Adaptive Reuse. SIGNAL STATION PIZZA Located at the historic gas station in St. Johns 8302 North Lombard Street (At North Charleston Avenue) Portland, Oregon
Adaptive Reuse. Packard’s in Ramona, is a popular coffee house.
San Diego Historical Resources Board Designation. Johnson’s Wilshire Gas Station 4689 Market Street, San Diego. The resource embodies the distinctive characteristics and character defining features of Googie architecture and retains a good level of architectural integrity from its 1962 period of significance.

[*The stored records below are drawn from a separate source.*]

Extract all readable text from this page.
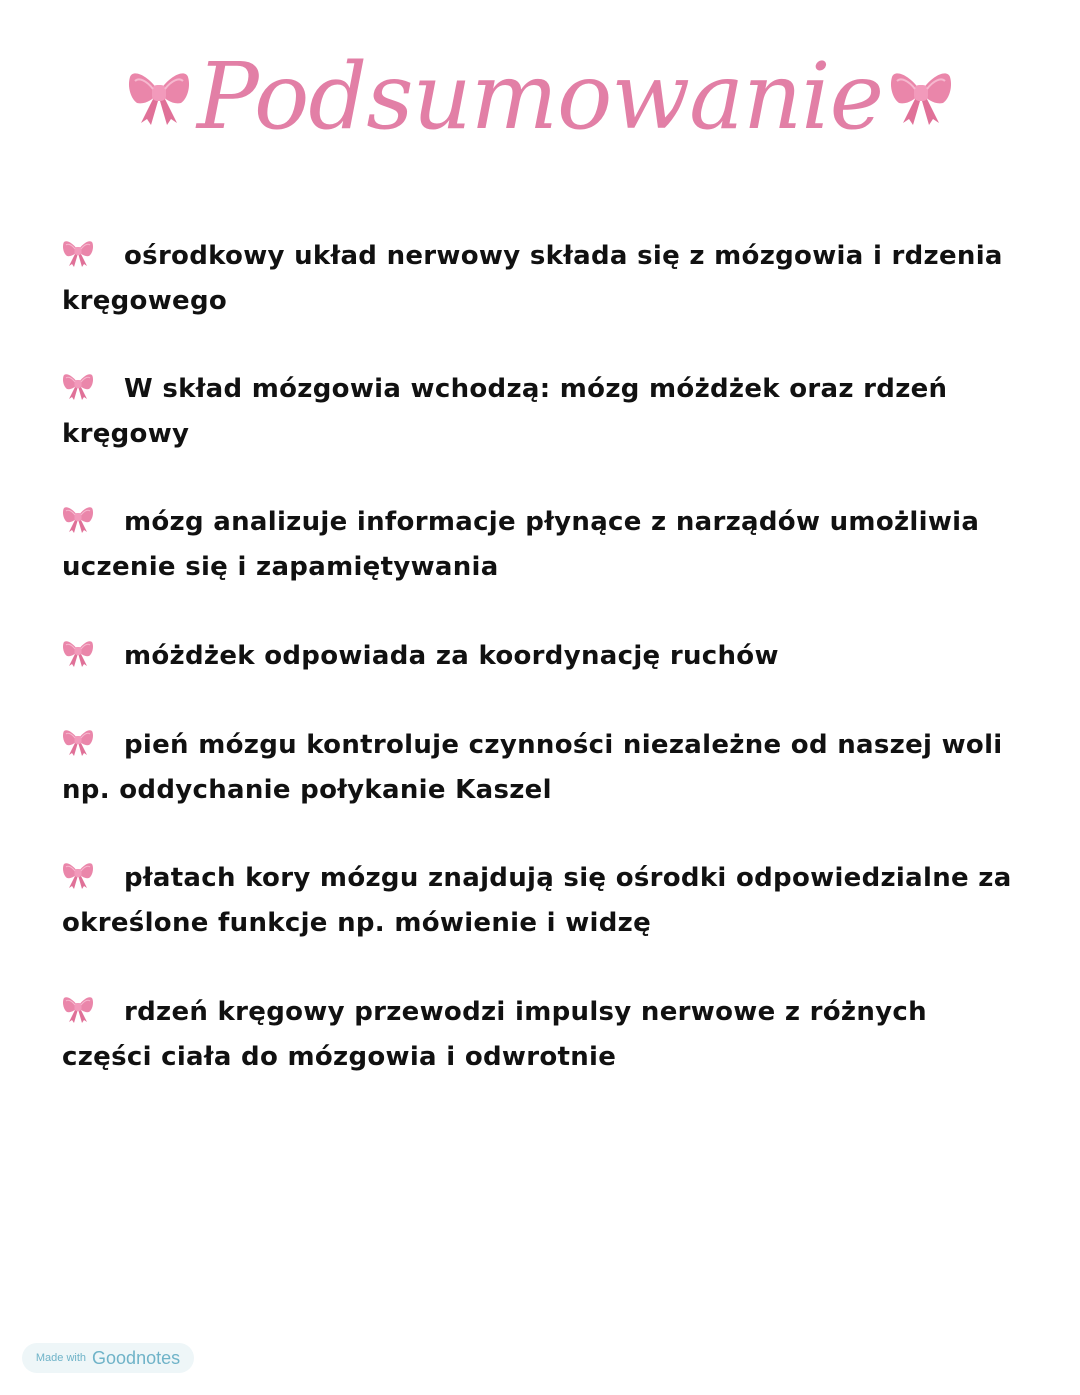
Podsumowanie
ośrodkowy układ nerwowy składa się z mózgowia i rdzenia kręgowego
W skład mózgowia wchodzą: mózg móżdżek oraz rdzeń kręgowy
mózg analizuje informacje płynące z narządów umożliwia uczenie się i zapamiętywania
móżdżek odpowiada za koordynację ruchów
pień mózgu kontroluje czynności niezależne od naszej woli np. oddychanie połykanie Kaszel
płatach kory mózgu znajdują się ośrodki odpowiedzialne za określone funkcje np. mówienie i widzę
rdzeń kręgowy przewodzi impulsy nerwowe z różnych części ciała do mózgowia i odwrotnie
Made with Goodnotes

The Appeal of Historic Design Features. This Gilmore Gas Station at the Fairfax Farmers Market in Los Angeles helps make this destination popular to locals and tourists alike.
Keeping Community Character. Mike Burnett (jumping) and Craig Abenilla (kneeling) own the Golden Hill architecture firm, Foun-dationForForm. Their plans to develop the site at 811 25th Street appears to utilize the mid century gas station at the site rather than demolish it. Kudos to you gentlemen!
It was a Texaco station with characteristic mid century design elements. Not nearly as old as Santa Rosa’s, but it is good news it won’t disappear. And we look forward to it it looking great, if not better than ever one day.
It should be illegal to paint over natural rock! Midcentury design elements at play here. A thick rock sign blade with circular cut out. Post and beam. Clerestory windows, Board and batton wall effect.
The former Texaco Station at University and First is a vintage Walter Dorwin Teague era building. It would be wonderful to see great things happen to this resource as we’ve seen in other cases.